Creating a citable archive of a web page


Academic papers or weblog posts often need to refer to external web pages; generally, you want people to see the external pages as they were when you wrote about them.

The simplest way to do this is a standard hyperlink, combined with a quote of the appropriate section of the text. If you're referencing long pages though, lots of lengthy quotes could get out of hand.

You could save the external web page and host a copy of it locally, but this is troublesome and could be unreliable (as URLs change over time).

You could point to The Wayback Machine ('s cache of the page, which Simpy does for stored bookmarks, but you can't guarantee that will have a cache of the page from when you looked at it, as there's no way to trigger an import into the archive. You could also use Google's cache, but that only stores the most recently crawled version of the page.
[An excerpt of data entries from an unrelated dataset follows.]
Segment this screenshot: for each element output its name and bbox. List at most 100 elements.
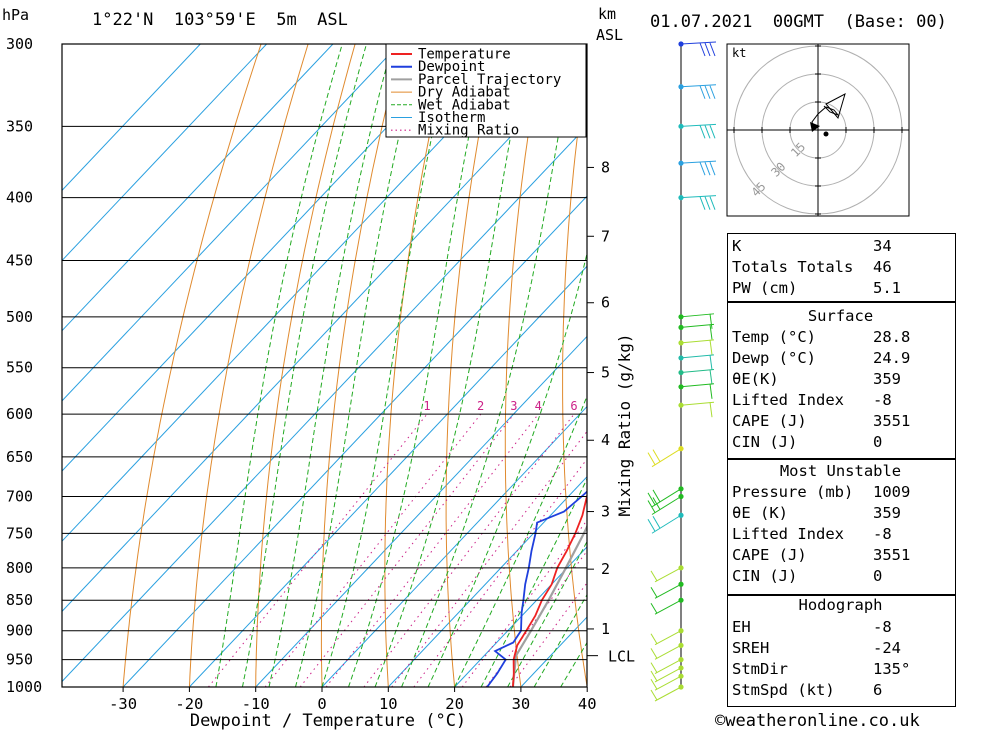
mixing-ratio-line [363,413,575,687]
index-label: SREH [732,639,770,657]
dry-adiabat-line [562,60,587,687]
surface-table: Temp (°C) 28.8 Dewp (°C) 24.9 θE(K) 359 Lifted… [728,327,955,453]
isotherm-line [62,125,587,683]
pressure-tick-label: 500 [6,308,33,326]
mixing-ratio-label: 16 [659,399,673,413]
index-value: 359 [873,370,901,388]
wind-barb [678,383,715,399]
wind-barb-flag [709,85,716,99]
wind-barb [678,313,715,329]
wet-adiabat-line [427,251,587,687]
dry-adiabat-line [384,44,450,687]
wind-barb-flag [650,678,658,690]
index-row: PW (cm) 5.1 [728,278,955,299]
wet-adiabat-line [295,44,422,687]
index-label: Pressure (mb) [732,483,854,501]
index-label: CAPE (J) [732,546,807,564]
wind-barb [678,369,715,385]
index-label: EH [732,618,751,636]
index-value: 359 [873,504,901,522]
wind-barb-flag [650,648,658,659]
mixing-ratio-label: 4 [535,399,542,413]
wind-barb-flag [650,670,658,682]
index-label: CIN (J) [732,567,798,585]
legend-entry: Parcel Trajectory [418,72,561,88]
dry-adiabat-line [672,44,720,687]
wind-barb-flag [699,125,706,139]
wind-barb-flag [652,449,661,462]
most-unstable-title: Most Unstable [779,462,902,480]
isotherm-line [122,195,587,687]
mixing-ratio-line [299,413,515,687]
index-label: StmDir [732,660,788,678]
mixing-ratio-line [413,458,587,687]
wind-barb-flag [709,402,713,418]
isotherm-line [321,405,587,687]
hodograph-unit-label: kt [732,46,746,60]
wind-barb-flag [650,633,658,644]
index-value: 46 [873,258,892,276]
pressure-tick-label: 800 [6,559,33,577]
legend-entry: Isotherm [418,110,485,126]
wind-barb [650,565,684,583]
wind-barb-flag [704,42,711,57]
wind-barb [678,41,717,57]
pressure-tick-label: 350 [6,117,33,135]
hodograph-arrow [810,122,820,132]
wind-barb-shaft [680,323,715,328]
surface-title: Surface [807,307,874,325]
dry-adiabat-line [255,44,356,687]
wind-barb-flag [652,516,661,529]
temperature-tick-label: 20 [445,695,464,713]
legend-entry: Dry Adiabat [418,85,511,101]
index-value: 135° [873,660,911,678]
index-row: Totals Totals 46 [728,257,955,278]
hodograph-box [727,595,956,707]
wind-barb-shaft [654,686,682,702]
index-value: 0 [873,433,883,451]
wind-barb [647,446,684,468]
wind-barb-flag [699,42,706,57]
index-row: SREH -24 [728,638,955,659]
wind-barb-shaft [654,599,682,615]
isotherm-line [454,546,587,687]
wind-barb-flag [709,161,716,176]
datetime-title: 01.07.2021 00GMT (Base: 00) [650,12,947,32]
wind-barb [678,323,715,340]
index-row: Pressure (mb) 1009 [728,482,955,503]
wind-barb [650,642,684,660]
index-label: Lifted Index [732,391,844,409]
index-label: Dewp (°C) [732,349,816,367]
asl-label: ASL [596,26,624,44]
hodograph-storm-motion [825,93,846,120]
wind-barb [647,512,684,534]
pressure-tick-label: 300 [6,35,33,53]
wind-barb [678,160,717,176]
wind-barb-flag [709,369,713,385]
index-label: CIN (J) [732,433,798,451]
mixing-ratio-line [391,430,587,687]
wind-barb-flag [647,519,656,532]
parcel-trajectory-line [511,524,587,687]
index-value: 3551 [873,546,911,564]
wind-barb-shaft [654,567,682,583]
wind-barb [650,657,684,675]
wet-adiabat-line [454,394,587,687]
index-value: 0 [873,567,883,585]
wind-barb [678,195,717,210]
wind-barb [678,401,715,418]
wind-barb-flag [699,85,706,99]
wind-barb-shaft [680,160,717,164]
wind-barb-shaft [654,644,682,660]
wind-barb-shaft [651,496,682,515]
wind-barb-shaft [680,84,717,88]
dry-adiabat-line [966,44,1000,687]
wind-barb [650,581,684,599]
wet-adiabat-line [241,44,367,687]
wet-adiabat-line [533,593,587,687]
index-value: 3551 [873,412,911,430]
wind-barb [678,339,715,355]
plot-frame [61,43,588,688]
You could use a bookmarking service such as Furl or Yahoo's My Web, which store a cached version of the web page when you bookmark it. This is a good solution, but it only allows you to store one cached version of each page, so if you bookmark the same page again in the future it will overwrite the original cache (though adding a random string, or the date, to the end of the URL would perhaps be one way to get around this limitation).

Or, you could use a service that some colleagues of mine have produced called WebCite. Triggering the import of a web page via a bookmarklet stores a dated copy of that page in the archive (if that's allowed by the original site), which can then be referred to - indefinitely - by a unique URL. Another way to import referenced web pages is by uploading a paper that will be automatically parsed for hyperlinks: this is a model that could be used to provide ongoing support for the archive, as member publishers use it to cache web pages referred to by their articles.

Obviously there will have to be limits on how much anyone can use the WebCite archive - i.e. not for making a backup of every page on their site every day - but that will probably depend on the patterns of usage.